We find our program to be 98.74% effective, correctly identifying all but 14 of the 1,114 test set SMS messages. This is a great success rate, and much higher than expected!

Let's quickly take a look at the 14 messages incorrectly identified.

In [26]:
wrong = test_set[test_set['Label'] != test_set['predicted']]
wrong.head(14)

Unnamed: 0,index,Label,SMS,predicted
114,3460,spam,Not heard from U4 a while. Call me now am here...,ham
135,1940,spam,More people are dogging in your area now. Call...,ham
152,3890,ham,Unlimited texts. Limited minutes.,spam
159,991,ham,26th OF JULY,spam
284,4862,ham,Nokia phone is lovly..,spam
293,2370,ham,A Boy loved a gal. He propsd bt she didnt mind...,needs human classification
302,326,ham,No calls..messages..missed calls,spam
319,5046,ham,We have sent JD for Customer Service cum Accou...,spam
504,3864,spam,Oh my god! I've found your number again! I'm s...,ham
546,4676,spam,"Hi babe its Chloe, how r u? I was smashed on s...",ham


## Conclusions

By looking at the 14 events our system incorrectly described as spam or non-spam, we can see some possible reasons why.
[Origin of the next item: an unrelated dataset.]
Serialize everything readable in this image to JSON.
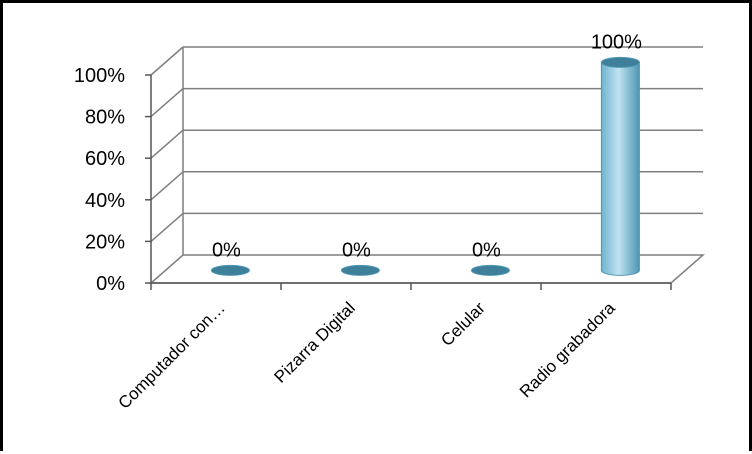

* It sometimes identifies ham messages where phones and calls are being described as spam, likely because this subject matter is common in spam.
* Messages with spelling errors also seem occasionally misidentified as spam when they are non-spam.
* Spam messages that try to come off as a friend speaking (i.e.: 'Oh my god! I've found your number again!...') and seem more human slide past the filter.

This project was a great look at how probabilities can be used in a practical way, as simple arithmatic has led to a wildly successful text filter being created. Some of the principles in this project are keys in machine learning.